Cypress Hill and Tom Morello want you to party like it's 1996
Somewhere out there, in the dank, festering recesses of converted suburban sub-basement apartments plastered with Shinehead, Insane Clown Posse, and House of Pain posters and heaped high with Noam Chomsky texts and shrinkwrapped Jerky Boys cassettes live people who genuinely want -- nay, need -- new music from Cypress Hill and Rage Against The Machine.
They crave it, like crackheads.
When Cypress Hill wandered onstage at Lollapalooza 1995 and ushered out a gaudy, golden inflatable Buddha, and everyone in the venue busted out their dime bags and lit up, and then it was "Hits From the Bong" and "I Could Just Kill a Man" and "Insane in the Brain," that happening did not represent for them -- as it did for everybody else -- the zenith of what they would need from Cypress Hill.
It did not seem, to them -- again, as it did for pretty much everyone else -- that the three albums that followed Rage Against The Machine's 1993 debut were unduly redundant or, indeed, unnecessary, even if the required reading was worth signing up for a library card for.
For these subterranean, paranoiac aliens, red-eyed and wary, "Rise Up" must seem like manna from Heaven, a call to arms for their brethern, or something.
For the rest of us it's just yet another lead single from yet another post-"Insane in the Brain" Cypress Hill album we can safely ignore without regret, except that this one features ex-Rage Against The Machine axman Tom Morello jizzing all over it.
(The next single from this album purportedly features cameos from Marc Anthony and Pitbull. Seriously. I confess: I'm intrigued. Vaguely.)
"Rise Up" delights in the mixing of metaphors, metaphors that seem to be at cross-purposes. The group's coterie of interchangable rapping mooks seems to be simultaneously exhorting us to rebel and revolt against oppressive authority figures (cops, mainly, as they're most visible and close at hand), to trick out our cars with expensive, attention-grabbing hydraulic systems, and to get so baked on gourmet weed that we can barely move.
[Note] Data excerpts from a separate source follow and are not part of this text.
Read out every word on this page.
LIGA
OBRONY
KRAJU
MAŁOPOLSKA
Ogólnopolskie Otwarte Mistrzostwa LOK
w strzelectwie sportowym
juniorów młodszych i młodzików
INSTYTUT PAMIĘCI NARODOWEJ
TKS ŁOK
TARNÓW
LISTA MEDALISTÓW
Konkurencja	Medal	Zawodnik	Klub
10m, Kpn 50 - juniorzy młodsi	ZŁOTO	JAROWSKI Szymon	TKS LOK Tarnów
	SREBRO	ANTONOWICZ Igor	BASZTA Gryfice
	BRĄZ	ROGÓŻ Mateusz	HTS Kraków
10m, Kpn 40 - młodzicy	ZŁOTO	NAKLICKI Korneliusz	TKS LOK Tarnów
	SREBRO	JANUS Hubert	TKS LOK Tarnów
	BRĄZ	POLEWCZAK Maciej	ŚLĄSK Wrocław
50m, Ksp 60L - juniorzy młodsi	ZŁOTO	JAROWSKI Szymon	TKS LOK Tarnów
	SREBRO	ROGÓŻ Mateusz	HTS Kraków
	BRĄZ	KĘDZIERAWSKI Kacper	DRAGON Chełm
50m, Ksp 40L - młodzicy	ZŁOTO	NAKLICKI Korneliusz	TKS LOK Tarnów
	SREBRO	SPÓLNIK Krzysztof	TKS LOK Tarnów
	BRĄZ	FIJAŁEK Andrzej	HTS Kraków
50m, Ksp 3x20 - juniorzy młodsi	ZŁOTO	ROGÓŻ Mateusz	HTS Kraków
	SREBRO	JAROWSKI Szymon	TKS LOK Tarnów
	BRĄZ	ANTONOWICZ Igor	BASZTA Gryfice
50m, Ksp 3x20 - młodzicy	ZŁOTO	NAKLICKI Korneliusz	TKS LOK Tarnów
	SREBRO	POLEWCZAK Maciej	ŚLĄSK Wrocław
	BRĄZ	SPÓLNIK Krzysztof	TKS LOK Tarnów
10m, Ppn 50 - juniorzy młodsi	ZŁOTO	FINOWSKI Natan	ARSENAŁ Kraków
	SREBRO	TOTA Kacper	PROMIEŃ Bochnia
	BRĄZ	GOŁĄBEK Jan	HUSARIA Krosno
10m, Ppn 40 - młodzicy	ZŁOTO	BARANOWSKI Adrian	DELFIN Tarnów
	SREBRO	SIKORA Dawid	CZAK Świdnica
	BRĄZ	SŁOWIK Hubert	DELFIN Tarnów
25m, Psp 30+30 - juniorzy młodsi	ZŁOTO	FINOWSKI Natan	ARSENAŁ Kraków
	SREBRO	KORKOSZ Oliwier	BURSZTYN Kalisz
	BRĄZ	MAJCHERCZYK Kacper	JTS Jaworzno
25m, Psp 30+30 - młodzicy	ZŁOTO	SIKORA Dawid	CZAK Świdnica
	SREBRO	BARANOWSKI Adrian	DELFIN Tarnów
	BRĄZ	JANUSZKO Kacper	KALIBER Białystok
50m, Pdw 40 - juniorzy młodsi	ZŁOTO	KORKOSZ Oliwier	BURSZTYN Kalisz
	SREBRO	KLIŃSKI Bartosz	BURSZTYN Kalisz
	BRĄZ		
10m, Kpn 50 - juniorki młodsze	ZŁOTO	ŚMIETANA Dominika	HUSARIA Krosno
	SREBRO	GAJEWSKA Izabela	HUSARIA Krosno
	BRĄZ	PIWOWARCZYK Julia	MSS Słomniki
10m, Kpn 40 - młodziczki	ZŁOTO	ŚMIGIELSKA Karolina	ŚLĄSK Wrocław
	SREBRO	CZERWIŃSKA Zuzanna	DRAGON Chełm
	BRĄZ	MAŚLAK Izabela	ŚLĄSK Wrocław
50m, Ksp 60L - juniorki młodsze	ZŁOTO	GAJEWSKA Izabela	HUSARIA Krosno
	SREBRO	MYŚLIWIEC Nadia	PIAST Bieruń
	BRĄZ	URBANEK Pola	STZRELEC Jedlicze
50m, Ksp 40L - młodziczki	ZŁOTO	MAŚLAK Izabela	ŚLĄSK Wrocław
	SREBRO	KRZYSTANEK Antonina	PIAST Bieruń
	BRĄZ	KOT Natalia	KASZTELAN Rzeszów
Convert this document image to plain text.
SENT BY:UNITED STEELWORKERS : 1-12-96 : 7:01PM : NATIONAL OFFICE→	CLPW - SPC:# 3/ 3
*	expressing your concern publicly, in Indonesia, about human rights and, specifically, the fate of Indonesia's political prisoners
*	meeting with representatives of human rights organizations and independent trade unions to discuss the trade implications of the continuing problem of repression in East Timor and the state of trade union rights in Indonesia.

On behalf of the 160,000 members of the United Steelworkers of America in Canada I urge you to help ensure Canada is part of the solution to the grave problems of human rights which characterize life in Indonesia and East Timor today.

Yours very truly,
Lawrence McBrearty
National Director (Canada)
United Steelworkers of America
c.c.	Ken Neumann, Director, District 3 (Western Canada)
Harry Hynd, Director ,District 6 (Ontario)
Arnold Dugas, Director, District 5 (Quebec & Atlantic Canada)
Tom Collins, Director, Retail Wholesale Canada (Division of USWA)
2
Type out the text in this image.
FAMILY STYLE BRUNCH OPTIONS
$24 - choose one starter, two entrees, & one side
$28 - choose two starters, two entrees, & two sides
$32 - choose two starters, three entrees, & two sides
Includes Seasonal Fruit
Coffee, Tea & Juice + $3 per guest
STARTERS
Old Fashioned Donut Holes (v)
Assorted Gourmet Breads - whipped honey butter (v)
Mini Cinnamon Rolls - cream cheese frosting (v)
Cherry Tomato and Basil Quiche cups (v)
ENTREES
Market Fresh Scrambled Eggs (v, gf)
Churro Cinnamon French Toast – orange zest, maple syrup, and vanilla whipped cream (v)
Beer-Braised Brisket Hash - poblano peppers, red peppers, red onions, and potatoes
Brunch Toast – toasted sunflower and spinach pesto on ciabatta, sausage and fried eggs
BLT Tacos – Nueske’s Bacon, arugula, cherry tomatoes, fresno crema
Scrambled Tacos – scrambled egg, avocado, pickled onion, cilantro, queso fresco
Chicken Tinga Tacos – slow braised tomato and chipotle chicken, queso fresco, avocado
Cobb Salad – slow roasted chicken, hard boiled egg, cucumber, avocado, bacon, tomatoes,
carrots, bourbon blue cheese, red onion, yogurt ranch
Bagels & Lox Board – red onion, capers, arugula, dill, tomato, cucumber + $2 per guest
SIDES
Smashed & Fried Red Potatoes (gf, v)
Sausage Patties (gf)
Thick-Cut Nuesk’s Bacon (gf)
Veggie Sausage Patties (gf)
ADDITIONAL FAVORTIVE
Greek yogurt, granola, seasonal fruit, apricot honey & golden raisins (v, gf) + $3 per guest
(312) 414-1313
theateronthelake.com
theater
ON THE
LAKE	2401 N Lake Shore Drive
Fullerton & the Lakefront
Here's what I want to know: who among you seriously, in 2010, wants to hear Morello mash whatever well-worn effects pedal he employs to evoke the sonic equivalent of staring slack-jawed at an 3-D MC Eicher hidden picture mural for four minutes that feel like the longest four hours ever? Do you really, sincerely thirst for more of his porno psychedelic funk, this time set to stale thug blather? Are there really enough scruffily goateed, wallet-chained, skater-shorts wearing malcontents stalking the malls of this great nation -- or Xboxing the weekend away, whatever -- to justify this song's sad, desperate existence?